The Ebola story is just the latest in a long string of screw-ups that blow this excuse to smithereens.  The system Obama has nourished by doubling the national debt is not capable of handling major developments without direct supervision – in everything from Benghazi, to the HealthCareDotGov launch, to the Ebola circus, these massive agencies and the highly credentialed supervisors Obama made such a big deal about appointing have collapsed into a squirming mass of pointed fingers, covered asses, and piteous whining about budget cuts.  The only thing this government seems capable of doing with any efficiency is punishing the American people during “government shutdowns.”  If only Ebola had been handled with the same efficiency that memorials were barricaded in Washington in the early hours of the fiscal standoff!

And while it’s true that the President can’t personally supervise everything, he must bear ultimate responsibility for everything his Administration does, or else he winds up supervising nothing.  That’s the Obama story in a nutshell: he couldn’t even be bothered to supervise the launch of ObamaCare.  He pushes his agenda, rather than attending to his duties.  He is fervently devoted to the belief that giving speeches and signing bills is equivalent to problem-solving; once the next billion in spending has been authorized, the problem is solved, and if the problem isn’t solved, it means not enough money was spent.  Obama views his job as an entirely political position, but it’s not.  He’s the executive that never gets around to executing anything.  He just makes demands and issues commands.  Power divorced from responsibility and duty is not the model for the American presidency.

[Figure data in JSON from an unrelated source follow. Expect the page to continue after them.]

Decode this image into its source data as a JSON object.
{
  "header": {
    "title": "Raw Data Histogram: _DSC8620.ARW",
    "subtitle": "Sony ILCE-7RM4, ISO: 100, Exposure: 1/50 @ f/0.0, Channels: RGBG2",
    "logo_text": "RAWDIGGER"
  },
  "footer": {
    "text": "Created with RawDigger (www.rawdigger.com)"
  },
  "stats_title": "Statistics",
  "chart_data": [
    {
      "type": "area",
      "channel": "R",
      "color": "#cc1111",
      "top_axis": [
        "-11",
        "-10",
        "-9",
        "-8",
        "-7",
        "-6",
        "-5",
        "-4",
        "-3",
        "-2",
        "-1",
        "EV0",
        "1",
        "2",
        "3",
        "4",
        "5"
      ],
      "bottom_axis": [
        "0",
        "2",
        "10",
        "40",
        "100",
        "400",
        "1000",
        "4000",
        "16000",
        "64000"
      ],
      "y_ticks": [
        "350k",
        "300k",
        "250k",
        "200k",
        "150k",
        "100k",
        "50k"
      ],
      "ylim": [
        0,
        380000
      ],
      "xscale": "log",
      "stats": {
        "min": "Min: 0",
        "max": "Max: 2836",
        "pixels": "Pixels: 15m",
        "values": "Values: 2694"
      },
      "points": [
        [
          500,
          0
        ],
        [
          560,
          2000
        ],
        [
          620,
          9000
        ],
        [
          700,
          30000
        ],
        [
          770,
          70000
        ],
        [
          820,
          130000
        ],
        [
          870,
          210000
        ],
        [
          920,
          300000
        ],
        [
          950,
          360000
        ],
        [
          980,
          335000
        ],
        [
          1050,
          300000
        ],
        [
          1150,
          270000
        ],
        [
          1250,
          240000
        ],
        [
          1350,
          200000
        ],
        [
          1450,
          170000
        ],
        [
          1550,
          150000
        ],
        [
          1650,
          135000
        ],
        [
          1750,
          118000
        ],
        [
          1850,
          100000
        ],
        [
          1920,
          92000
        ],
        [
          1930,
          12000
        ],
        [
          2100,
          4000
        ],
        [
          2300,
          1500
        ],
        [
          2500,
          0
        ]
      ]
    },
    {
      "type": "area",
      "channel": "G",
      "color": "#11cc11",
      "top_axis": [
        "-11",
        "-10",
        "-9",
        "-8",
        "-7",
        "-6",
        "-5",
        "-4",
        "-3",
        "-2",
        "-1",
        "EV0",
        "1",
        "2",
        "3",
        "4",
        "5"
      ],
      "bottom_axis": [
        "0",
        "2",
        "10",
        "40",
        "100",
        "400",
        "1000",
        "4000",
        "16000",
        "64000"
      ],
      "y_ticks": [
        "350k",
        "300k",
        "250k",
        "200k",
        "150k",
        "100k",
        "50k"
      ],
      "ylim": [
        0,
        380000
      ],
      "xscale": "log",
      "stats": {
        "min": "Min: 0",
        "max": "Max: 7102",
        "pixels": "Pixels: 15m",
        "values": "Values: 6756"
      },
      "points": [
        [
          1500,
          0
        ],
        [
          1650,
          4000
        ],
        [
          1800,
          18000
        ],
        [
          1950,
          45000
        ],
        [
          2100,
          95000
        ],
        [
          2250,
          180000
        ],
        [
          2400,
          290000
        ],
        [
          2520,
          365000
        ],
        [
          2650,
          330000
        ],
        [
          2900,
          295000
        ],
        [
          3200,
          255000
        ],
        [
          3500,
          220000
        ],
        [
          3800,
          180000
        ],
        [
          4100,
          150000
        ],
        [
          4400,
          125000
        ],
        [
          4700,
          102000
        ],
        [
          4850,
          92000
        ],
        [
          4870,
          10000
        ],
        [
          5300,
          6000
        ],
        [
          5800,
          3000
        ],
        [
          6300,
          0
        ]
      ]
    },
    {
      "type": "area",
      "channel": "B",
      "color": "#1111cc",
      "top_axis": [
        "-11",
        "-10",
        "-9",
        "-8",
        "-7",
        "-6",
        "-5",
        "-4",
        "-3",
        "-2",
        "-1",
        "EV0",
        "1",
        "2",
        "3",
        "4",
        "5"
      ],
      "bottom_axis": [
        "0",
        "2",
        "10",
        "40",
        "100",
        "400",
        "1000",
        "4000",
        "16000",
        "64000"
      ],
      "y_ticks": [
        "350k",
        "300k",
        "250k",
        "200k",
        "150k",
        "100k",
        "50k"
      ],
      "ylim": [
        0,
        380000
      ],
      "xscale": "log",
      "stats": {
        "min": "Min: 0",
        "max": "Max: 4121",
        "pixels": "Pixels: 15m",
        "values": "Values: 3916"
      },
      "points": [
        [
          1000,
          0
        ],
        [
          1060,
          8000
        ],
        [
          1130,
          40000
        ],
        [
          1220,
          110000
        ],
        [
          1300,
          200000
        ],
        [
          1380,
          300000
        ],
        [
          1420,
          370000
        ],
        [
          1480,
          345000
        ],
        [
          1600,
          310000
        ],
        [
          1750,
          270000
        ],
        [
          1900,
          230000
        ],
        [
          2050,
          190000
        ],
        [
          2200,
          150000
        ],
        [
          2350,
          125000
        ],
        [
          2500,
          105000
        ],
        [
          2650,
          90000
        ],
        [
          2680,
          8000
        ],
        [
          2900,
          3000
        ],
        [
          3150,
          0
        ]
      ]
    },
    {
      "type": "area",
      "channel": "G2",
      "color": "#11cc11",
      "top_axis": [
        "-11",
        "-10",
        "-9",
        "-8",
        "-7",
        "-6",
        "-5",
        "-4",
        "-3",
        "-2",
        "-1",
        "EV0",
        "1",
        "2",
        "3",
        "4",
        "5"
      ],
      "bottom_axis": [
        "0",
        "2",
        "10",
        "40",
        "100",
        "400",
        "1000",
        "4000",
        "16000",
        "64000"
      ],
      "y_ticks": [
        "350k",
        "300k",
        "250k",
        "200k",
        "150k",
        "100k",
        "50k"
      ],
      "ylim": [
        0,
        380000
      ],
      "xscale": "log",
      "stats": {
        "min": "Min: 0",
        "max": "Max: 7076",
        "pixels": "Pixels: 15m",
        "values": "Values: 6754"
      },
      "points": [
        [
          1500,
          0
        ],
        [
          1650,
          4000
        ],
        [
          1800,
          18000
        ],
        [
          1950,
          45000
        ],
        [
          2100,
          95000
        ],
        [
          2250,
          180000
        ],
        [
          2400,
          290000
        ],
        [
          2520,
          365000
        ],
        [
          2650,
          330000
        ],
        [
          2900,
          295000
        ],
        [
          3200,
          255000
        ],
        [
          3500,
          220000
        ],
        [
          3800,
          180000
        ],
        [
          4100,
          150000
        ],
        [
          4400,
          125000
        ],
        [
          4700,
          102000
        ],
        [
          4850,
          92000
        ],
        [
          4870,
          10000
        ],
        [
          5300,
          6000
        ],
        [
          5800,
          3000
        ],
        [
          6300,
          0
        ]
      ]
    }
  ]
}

The real contagion at the moment is the loss of confidence in government.  No cure for that will be found in the old-growth political rainforest, but that’s the only place Obama can think to look.  The bottom line on Ebola is that it still holds some mysteries; the American people are well aware that trained medical staff, in both the United States and Africa, have contracted it despite using protective gear unavailable to average people.  They know the current strain of Ebola has spread far more widely than ever before.  The only rational procedure to handle such a contagion, and maintain public confidence, is to minimize contact until we know more about just when an Ebola victim becomes contagious, and exactly how it can be spread.  One of the biggest “over-reactions” cited in the media involved schools in Ohio closing down for disinfection because a staffer flew on the same plane that carried Ebola nurse Amber Vinson, even though it wasn’t the same flight Vinson took.  Is that hysteria, or is that what a real “abundance of caution” looks like?  If the high-rolling big shots of the Obama Administration had been half so cautious, there would have been no story for the past week beyond Americans from coast to coast praying for the swift recovery of the two health care workers who contracted the disease after treating Duncan, and the public would be far more confident that the next Ebola arrival on our shores would be quickly and efficiently contained.